One of the major concerns regarding IMNI is that pulmonary and cardiac toxicities could offset the effect of IMNI. In our study, IMNI did not increase the incidence of adverse events. We used an electron beam with an individualized custom-made step bolus for the IMN and medial chest wall irradiation in the IMNI group, which might reduce lung and cardiac toxicities. Less lifestyle-associated risk factors and younger age at cancer diagnosis of Asian women might have attributed to less risk of radiation-related cardiac toxicity [28, 29]. Previous studies in the Korean population reported that the incidence of coronary events did not differ between women treated with RT for left and right breast cancer, and the risk of cardiac-related death did not differ between breast cancer survivors and the general population [30, 31]. Advances in cardiac-sparing RT techniques, including deep inspiration breath hold, prone, proton, and/or IMRT, which were not used in this study, might further reduce the risk of cardiac and lung toxicities [32]. Continued efforts to reduce RT-related toxicities will be needed to maximize the benefit of IMNI by widening the therapeutic window.

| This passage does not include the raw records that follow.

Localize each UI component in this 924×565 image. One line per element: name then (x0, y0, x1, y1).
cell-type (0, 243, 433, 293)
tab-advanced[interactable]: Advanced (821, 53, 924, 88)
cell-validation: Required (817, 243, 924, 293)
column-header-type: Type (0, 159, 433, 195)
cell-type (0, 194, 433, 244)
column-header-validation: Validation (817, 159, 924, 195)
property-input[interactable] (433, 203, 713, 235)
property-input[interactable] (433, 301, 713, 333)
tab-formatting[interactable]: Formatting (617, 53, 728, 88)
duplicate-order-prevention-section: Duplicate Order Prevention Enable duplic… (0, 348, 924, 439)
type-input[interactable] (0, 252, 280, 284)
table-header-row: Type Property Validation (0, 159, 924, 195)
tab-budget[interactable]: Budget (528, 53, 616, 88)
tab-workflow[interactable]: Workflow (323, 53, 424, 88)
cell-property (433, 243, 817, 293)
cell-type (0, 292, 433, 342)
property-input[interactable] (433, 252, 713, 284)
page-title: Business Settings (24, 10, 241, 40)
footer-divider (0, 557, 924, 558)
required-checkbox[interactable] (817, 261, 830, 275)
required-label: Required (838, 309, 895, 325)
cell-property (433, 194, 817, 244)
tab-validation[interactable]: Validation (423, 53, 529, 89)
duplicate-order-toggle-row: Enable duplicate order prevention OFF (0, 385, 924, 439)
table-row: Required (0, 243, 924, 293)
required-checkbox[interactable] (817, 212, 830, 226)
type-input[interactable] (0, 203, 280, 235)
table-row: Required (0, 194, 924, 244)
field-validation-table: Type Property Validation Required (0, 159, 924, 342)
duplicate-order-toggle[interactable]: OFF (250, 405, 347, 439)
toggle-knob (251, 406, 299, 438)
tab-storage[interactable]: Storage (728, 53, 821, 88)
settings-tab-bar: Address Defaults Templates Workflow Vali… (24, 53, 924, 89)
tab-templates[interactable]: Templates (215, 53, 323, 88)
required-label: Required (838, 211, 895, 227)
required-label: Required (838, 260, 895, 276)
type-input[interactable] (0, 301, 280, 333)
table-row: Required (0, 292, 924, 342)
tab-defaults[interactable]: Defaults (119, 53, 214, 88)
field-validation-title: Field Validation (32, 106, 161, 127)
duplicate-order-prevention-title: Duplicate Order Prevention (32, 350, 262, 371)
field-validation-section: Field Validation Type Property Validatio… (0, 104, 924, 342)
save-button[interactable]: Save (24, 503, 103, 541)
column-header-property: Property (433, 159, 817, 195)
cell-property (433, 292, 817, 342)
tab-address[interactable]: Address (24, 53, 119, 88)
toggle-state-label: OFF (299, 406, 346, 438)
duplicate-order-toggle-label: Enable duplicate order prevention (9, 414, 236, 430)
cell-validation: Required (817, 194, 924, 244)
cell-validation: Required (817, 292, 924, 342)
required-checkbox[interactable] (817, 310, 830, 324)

This study has several limitations. First, the baseline characteristics between the IMNI and no IMNI groups were imbalanced. Although we conducted a multivariate analysis, bias may still exist because of the retrospective nature of this study. Possible underreporting of late cardiac and pulmonary toxicities is another limitation of this study. Nevertheless, this study included a large number of patients treated with protocol-based planning, which would have minimal variation in RT dose distribution.
In conclusion, our study suggests that IMNI has a statistically significant impact on DFS and OS in node-positive breast cancer patients treated with mastectomy, axillary LN dissection, PMRT, and taxane-based chemotherapy, although the rate of locoregional recurrence in this population is very low. Given that modern systemic therapies dramatically impact the risk of locoregional recurrence and modern RT techniques can substantially reduce heart/lung doses, the risk/benefit calculus of IMNI should be continually reevaluated.